Regarding Petitioner's declaration, Respondent objects that the April 27 R&R relied on it "in support of [the] finding that a motion for new trial may have been granted on the basis of the discovery of new evidence." (Objections at 3). However, a review of the relevant paragraph in the April 27 R&R reveals that this is merely an alternative finding: "to the extent that counsel's lack of diligence would have rendered a new trial motion futile, thereby undermining prejudice from counsel's failure to make the motion, Petitioner's argument for prejudice based on counsel's failure to investigate is strengthened." (April 27 R&R at 51). Thus, the finding of prejudice would stand even without reliance on Petitioner's declaration.*fn1

Petitioner's remaining objections are similarly meritless. The Court already considered and rejected Respondent's relevance objection to the testimony of Brian McCracken. (See Objections at 8 (objecting to McCracken testimony as irrelevant); Objections to July 13 R&R at 6-8 (same); Order Adopting July 13 R&R at 1). Petitioner's objection to the admission of attorney Consiglio's disciplinary records also fails for the reasons set out in the April 27 R&R. (See April 27 R&R at 56-57 & n.21).

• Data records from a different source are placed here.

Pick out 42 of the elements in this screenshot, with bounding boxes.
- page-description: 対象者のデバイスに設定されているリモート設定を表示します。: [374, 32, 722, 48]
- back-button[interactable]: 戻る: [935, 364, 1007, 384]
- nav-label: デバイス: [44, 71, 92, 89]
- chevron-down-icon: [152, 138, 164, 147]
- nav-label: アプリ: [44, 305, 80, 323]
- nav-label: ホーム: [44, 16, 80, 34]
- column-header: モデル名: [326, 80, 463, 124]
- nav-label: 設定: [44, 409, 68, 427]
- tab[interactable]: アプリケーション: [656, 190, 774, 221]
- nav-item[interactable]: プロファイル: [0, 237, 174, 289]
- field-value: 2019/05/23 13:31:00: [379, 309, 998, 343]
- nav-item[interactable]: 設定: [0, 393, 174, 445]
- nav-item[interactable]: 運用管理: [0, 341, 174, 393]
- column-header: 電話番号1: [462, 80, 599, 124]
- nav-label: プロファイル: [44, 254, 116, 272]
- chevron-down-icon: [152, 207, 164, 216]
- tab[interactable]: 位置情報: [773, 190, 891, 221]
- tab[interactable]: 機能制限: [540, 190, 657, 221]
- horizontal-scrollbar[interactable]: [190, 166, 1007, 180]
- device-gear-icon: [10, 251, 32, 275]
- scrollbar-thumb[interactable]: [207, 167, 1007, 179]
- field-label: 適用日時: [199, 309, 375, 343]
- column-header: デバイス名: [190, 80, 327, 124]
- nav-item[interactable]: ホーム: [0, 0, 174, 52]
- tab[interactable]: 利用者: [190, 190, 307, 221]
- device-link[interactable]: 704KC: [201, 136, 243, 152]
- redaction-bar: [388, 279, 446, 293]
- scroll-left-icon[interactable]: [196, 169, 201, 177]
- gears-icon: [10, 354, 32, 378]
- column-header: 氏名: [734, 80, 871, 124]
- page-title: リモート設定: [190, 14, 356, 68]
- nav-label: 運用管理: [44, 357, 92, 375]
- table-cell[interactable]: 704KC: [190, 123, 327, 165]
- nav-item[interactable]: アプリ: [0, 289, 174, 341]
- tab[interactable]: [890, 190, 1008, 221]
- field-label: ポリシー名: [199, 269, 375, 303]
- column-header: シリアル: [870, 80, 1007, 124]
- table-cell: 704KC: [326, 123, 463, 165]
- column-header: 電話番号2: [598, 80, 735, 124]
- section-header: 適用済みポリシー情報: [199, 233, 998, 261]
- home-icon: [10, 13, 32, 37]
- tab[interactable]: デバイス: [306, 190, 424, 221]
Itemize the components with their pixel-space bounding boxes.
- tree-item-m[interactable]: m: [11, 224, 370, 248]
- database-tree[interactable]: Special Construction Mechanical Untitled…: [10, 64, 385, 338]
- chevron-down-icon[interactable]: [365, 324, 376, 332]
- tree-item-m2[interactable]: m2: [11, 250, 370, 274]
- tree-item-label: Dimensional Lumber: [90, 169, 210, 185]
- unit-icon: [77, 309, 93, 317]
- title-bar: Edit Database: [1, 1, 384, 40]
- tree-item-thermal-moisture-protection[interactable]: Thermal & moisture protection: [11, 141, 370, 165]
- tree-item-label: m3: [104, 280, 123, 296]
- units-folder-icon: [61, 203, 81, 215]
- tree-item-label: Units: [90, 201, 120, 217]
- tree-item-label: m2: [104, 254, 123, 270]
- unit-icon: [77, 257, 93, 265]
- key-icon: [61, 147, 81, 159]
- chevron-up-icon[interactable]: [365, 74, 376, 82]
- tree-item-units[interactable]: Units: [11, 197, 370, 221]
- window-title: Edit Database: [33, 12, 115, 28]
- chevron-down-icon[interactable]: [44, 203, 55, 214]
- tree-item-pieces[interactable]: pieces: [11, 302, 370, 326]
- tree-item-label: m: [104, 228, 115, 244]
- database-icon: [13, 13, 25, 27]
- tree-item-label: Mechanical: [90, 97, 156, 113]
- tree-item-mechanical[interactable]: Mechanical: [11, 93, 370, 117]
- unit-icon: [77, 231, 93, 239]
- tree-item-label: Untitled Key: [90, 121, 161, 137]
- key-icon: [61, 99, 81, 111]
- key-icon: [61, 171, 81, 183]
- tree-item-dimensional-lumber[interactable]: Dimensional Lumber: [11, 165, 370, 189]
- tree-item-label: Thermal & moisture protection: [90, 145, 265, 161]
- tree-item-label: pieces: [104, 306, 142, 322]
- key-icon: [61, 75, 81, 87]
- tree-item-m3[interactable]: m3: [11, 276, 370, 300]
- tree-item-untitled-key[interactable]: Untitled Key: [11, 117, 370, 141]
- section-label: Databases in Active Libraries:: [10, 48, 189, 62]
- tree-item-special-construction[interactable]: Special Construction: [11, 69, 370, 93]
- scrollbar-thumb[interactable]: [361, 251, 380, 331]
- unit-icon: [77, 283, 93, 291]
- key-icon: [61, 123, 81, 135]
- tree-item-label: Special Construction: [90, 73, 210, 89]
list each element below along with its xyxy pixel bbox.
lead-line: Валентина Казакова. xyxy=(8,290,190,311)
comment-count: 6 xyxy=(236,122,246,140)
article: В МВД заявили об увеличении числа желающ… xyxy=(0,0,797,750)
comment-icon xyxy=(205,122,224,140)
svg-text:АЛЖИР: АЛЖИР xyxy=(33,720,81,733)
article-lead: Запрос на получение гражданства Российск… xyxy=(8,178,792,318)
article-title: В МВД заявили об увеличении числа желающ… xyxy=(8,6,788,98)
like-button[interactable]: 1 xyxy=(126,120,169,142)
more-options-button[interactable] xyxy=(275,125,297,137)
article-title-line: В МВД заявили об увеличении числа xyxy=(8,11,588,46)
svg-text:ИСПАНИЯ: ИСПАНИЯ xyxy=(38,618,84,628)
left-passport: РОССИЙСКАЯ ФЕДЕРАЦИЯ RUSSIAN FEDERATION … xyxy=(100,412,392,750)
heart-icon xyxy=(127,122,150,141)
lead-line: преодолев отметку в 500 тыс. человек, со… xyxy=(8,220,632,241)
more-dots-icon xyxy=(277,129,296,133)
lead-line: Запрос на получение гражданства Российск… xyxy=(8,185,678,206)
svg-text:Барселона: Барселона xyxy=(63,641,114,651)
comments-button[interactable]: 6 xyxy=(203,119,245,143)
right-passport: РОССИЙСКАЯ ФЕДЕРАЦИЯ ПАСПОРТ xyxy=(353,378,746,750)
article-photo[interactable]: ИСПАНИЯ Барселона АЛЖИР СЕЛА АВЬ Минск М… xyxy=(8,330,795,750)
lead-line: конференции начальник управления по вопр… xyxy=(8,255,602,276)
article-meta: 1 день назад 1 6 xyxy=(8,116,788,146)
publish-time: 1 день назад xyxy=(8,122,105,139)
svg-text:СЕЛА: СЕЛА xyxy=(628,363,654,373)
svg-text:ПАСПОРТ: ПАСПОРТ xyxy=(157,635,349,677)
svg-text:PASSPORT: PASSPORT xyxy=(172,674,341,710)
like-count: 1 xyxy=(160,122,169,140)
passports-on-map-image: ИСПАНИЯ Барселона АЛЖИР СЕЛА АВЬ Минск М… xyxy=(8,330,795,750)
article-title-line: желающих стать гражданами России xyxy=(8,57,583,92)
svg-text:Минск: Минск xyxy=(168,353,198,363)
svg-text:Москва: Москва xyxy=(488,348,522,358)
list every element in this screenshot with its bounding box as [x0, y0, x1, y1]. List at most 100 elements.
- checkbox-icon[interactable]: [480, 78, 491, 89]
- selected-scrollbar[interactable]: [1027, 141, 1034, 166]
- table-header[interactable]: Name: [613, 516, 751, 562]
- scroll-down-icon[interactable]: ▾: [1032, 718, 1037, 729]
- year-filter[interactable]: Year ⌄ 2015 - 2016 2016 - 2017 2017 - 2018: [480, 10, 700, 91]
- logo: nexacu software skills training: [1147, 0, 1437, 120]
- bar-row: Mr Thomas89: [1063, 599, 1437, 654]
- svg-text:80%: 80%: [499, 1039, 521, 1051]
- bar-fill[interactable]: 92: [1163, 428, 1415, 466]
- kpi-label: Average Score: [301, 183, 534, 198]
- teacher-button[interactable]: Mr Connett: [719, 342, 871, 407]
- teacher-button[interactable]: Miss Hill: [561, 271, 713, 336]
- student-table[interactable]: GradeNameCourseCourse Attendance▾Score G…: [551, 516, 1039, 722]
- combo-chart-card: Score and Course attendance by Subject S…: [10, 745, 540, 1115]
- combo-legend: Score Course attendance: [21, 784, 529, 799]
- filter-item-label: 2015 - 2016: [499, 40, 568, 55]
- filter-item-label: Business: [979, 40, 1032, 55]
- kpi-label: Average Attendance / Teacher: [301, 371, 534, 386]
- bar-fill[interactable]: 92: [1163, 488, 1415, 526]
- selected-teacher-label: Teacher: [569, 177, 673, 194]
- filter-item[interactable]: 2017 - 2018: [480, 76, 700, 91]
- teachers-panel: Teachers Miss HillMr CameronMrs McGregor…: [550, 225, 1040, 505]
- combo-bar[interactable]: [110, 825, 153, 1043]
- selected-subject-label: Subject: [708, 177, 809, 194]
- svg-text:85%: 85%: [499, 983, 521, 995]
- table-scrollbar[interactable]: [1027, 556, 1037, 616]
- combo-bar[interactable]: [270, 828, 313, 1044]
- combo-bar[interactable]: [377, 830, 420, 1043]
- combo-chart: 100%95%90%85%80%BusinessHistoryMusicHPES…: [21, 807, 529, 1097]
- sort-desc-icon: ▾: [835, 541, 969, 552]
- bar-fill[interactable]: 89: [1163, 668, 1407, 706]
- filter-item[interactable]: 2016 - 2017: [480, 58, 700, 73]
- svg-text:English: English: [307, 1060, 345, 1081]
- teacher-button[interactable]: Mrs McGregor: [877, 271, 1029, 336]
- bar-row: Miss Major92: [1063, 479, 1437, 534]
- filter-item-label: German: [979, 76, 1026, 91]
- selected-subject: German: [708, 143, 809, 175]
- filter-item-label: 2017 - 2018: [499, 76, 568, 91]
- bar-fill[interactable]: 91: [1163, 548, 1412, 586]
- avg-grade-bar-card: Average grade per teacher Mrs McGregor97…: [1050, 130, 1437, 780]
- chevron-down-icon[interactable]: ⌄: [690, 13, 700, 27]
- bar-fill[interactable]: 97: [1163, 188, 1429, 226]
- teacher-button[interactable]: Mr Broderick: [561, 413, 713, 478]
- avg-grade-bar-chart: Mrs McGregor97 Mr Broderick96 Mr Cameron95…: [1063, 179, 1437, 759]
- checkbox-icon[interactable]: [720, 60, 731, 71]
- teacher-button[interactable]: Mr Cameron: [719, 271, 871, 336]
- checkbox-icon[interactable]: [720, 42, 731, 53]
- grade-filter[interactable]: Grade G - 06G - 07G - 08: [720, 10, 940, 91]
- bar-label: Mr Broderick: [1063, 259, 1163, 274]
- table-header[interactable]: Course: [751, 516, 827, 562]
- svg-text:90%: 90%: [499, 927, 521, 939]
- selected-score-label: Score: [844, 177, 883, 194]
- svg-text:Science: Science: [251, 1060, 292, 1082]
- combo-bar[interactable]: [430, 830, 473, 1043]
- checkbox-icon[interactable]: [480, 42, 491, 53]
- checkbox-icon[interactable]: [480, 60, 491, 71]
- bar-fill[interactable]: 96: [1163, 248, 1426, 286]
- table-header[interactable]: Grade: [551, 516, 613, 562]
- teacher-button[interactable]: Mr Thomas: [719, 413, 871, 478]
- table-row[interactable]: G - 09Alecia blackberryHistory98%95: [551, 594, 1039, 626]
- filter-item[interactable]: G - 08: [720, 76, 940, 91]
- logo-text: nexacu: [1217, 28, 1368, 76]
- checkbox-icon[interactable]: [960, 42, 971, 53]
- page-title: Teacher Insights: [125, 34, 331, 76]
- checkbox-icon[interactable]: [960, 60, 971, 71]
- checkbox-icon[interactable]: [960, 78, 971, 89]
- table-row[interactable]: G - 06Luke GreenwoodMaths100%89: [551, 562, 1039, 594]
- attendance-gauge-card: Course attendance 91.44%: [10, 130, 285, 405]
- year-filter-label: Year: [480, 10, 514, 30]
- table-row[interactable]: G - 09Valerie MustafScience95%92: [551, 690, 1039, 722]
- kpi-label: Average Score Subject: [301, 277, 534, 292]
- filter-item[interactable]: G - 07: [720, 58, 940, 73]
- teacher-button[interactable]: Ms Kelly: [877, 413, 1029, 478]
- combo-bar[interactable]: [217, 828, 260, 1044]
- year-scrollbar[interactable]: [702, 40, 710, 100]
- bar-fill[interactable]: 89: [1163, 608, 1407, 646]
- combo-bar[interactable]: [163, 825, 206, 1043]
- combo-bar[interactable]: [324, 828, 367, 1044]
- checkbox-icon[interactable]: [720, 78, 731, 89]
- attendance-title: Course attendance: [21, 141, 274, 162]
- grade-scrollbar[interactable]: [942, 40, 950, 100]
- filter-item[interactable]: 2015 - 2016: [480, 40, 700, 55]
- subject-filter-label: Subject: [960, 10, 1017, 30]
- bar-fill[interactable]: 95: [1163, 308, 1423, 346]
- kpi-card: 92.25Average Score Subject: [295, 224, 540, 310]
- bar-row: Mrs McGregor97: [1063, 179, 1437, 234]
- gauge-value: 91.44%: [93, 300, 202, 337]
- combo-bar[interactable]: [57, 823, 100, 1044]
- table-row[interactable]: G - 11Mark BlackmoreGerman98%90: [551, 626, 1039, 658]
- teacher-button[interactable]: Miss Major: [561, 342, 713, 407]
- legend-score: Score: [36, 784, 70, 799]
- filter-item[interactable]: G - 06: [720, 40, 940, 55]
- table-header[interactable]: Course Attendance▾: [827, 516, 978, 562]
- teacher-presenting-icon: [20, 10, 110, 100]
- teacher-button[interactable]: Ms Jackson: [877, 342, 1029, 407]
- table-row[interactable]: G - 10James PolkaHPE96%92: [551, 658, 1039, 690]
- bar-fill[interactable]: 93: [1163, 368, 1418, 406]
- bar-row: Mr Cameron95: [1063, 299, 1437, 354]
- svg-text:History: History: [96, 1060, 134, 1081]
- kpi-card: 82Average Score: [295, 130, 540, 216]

Finally, the objection that the Magistrate Judge "failed to assess properly the likely impact of the new evidence on reasonable jurors" (Objections at 8), is belied by the record. The July 13 R&R clearly states that, given the evidence "'it surely cannot be said that a juror, conscientiously following the judge's instructions requiring proof beyond a reasonable doubt, would vote to convict.'" (July 13 R&R at 36 (quoting Schlup, 513 U.S. at 331); see also July 13 R&R at 42 ("This appears to be one of the extraordinary cases where the petitioner asserts his innocence and establishes that the court cannot have confidence in the contrary finding of guilt." (internal quotation marks omitted)). The April 27 R&R makes a similar finding. (See April 27 R&R at 44-45). To the extent that Respondent merely disagrees with that finding, the Court has already considered and rejected such objections. (See Objections to July 13 R&R at 8-11; Order Adopting July 13 R&R at 1).


1. The First Amended Petition is GRANTED in its entirety.

2. The action is remanded for a new trial within ninety (90) days of this decision, plus any additional delay authorized under state law. If the State elects not to pursue a retrial, Petitioner shall be released from custody within ninety (90) days of the date the Judgment herein becomes final. Respondent shall either release Petitioner from custody or retry him within ninety days of the date of this Order.

3. The Clerk shall serve copies of this Order and the Judgment herein by United States mail on counsel for Petitioner and counsel for Respondent.